If I had to describe year 2015 with one word, then I would say that 2015 has been challenging. It has been one of my worst, but also one of the best year of my life. The first half of the year has been so hard and depressing, but the last half of the year has been so amazing and changed everything. This post will be in two or three parts.
There isn’t much that I remember from the first months of 2015. It has been one of the hardest time of my life where I really would hope that it was only an nightmare. I got sick in December and isolated myself in my bedroom. I got sicker and sicker every week that passed. There was a big part of me that didn’t want to continue to live. I felt that all the negative just streamed around in my body and just got bigger and bigger. My thoughts weren’t one the positive side, depression got me. Depression was the one who decided on what I should do. I wasn’t capable to take care of my own life and I was good enough to see it for myself.
I went to my doctor and had an breakdown and told the final truth of everyhting. There have been many nights were I have been thinking about what if I didn’t seek for help? Would I still live? I still think of this, cause it was so close to just take over me. That I would take my own life, but what did change? I got help and found out that it was just me who did something wrong. I was always looking back for the bad memories and taking myself just more down. It opened my eyes, cause I couldn’t see that I did that so much. It was normal to me to do that, to not live for the future. I couldn’t imagine how my life would be later. I didn’t have dreams for the future, I just wanted to take back all the bad memories and change everything to a better choice.

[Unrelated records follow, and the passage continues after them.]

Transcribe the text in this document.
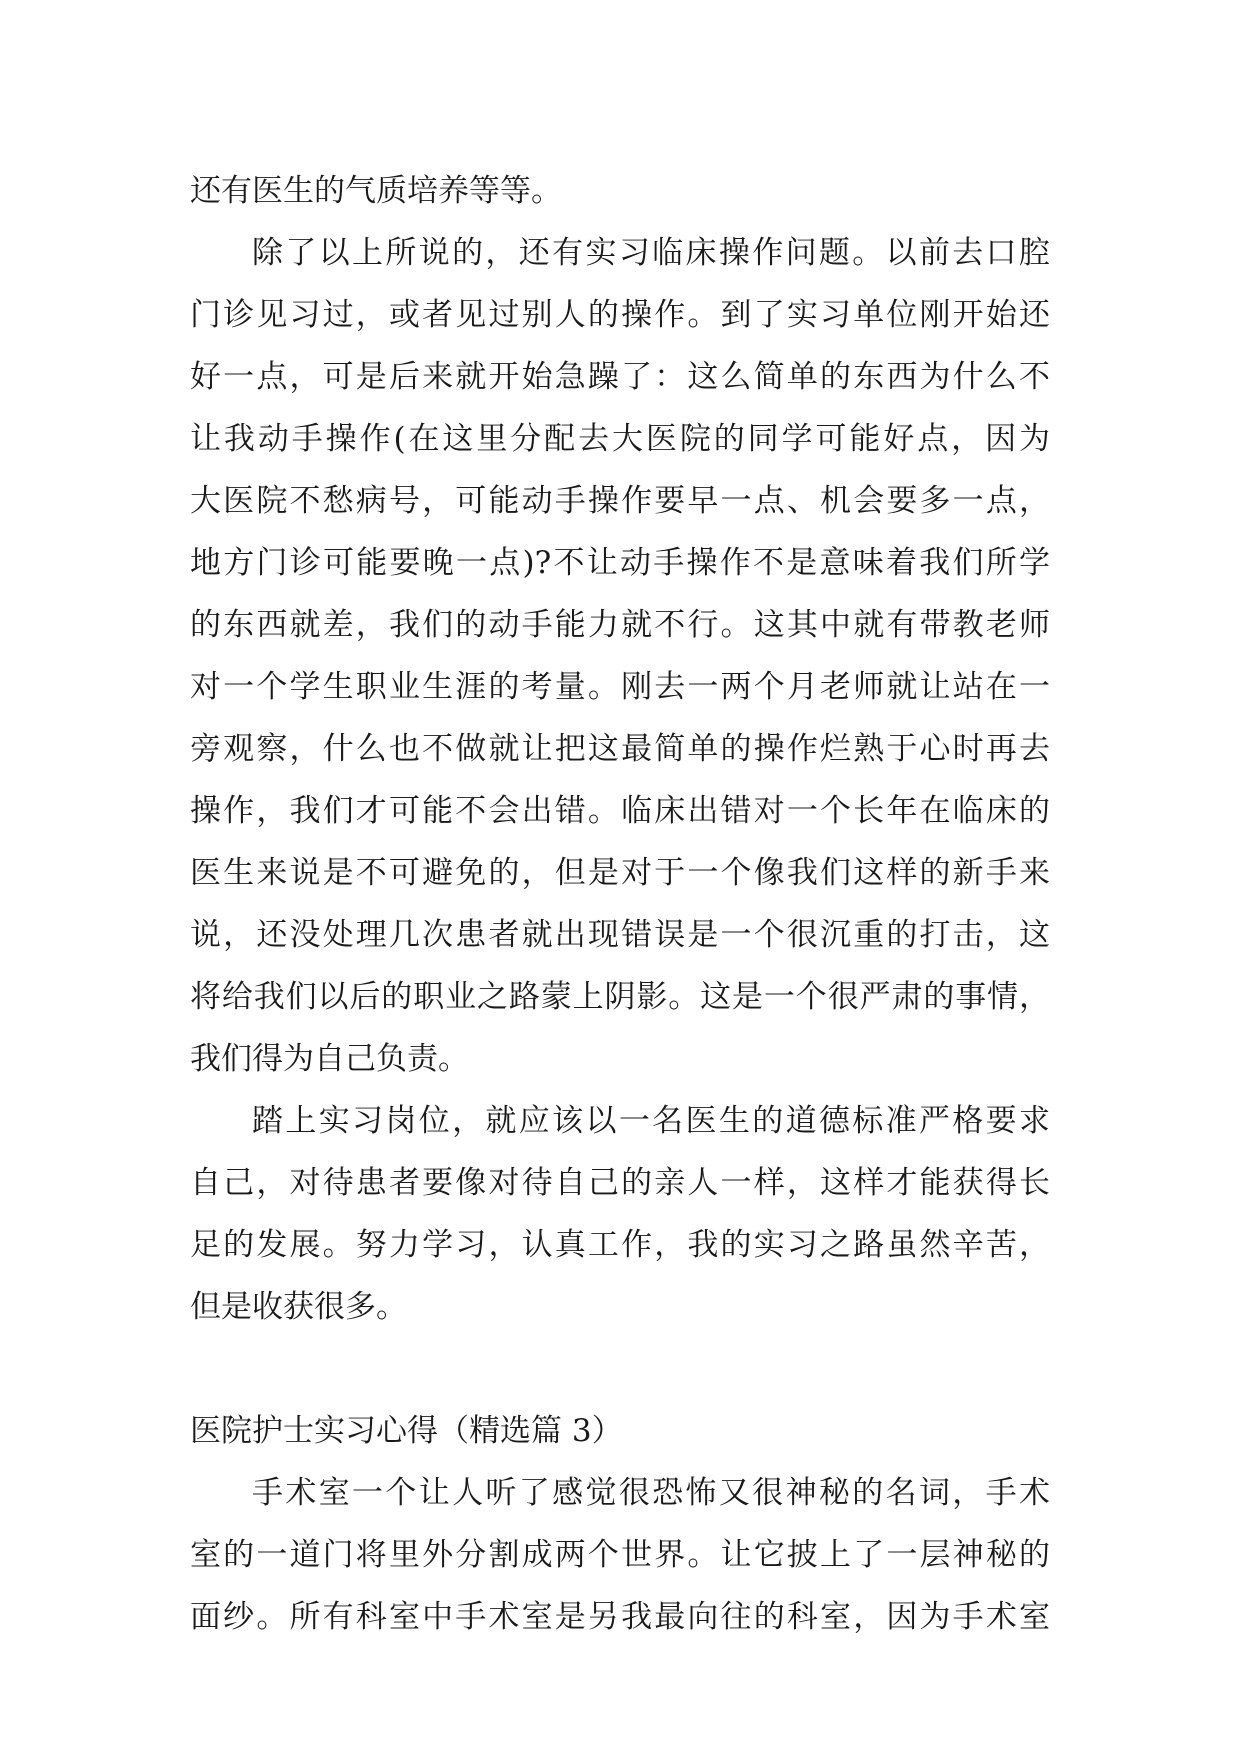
还有医生的气质培养等等。
除了以上所说的，还有实习临床操作问题。以前去口腔
门诊见习过，或者见过别人的操作。到了实习单位刚开始还
好一点，可是后来就开始急躁了：这么简单的东西为什么不
让我动手操作(在这里分配去大医院的同学可能好点，因为
大医院不愁病号，可能动手操作要早一点、机会要多一点，
地方门诊可能要晚一点)?不让动手操作不是意味着我们所学
的东西就差，我们的动手能力就不行。这其中就有带教老师
对一个学生职业生涯的考量。刚去一两个月老师就让站在一
旁观察，什么也不做就让把这最简单的操作烂熟于心时再去
操作，我们才可能不会出错。临床出错对一个长年在临床的
医生来说是不可避免的，但是对于一个像我们这样的新手来
说，还没处理几次患者就出现错误是一个很沉重的打击，这
将给我们以后的职业之路蒙上阴影。这是一个很严肃的事情，
我们得为自己负责。
踏上实习岗位，就应该以一名医生的道德标准严格要求
自己，对待患者要像对待自己的亲人一样，这样才能获得长
足的发展。努力学习，认真工作，我的实习之路虽然辛苦，
但是收获很多。
医院护士实习心得（精选篇 3）
手术室一个让人听了感觉很恐怖又很神秘的名词，手术
室的一道门将里外分割成两个世界。让它披上了一层神秘的
面纱。所有科室中手术室是另我最向往的科室，因为手术室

I should have hoped that I could go back and tell myself that before everything started, that everything will be alright. That I just have to believe in my dreams and dream of the future. It is something that I would have wished that everyone who wants to relive their life to know. You can’t do that even how much you want to. It is hard to close those memories that is so hurtful, but that is the best thing for yourself if not you will lose yourself just like I did. I will never be the same anymore, one of my biggest problems are that I don’t know who I am and that is something no one deserve!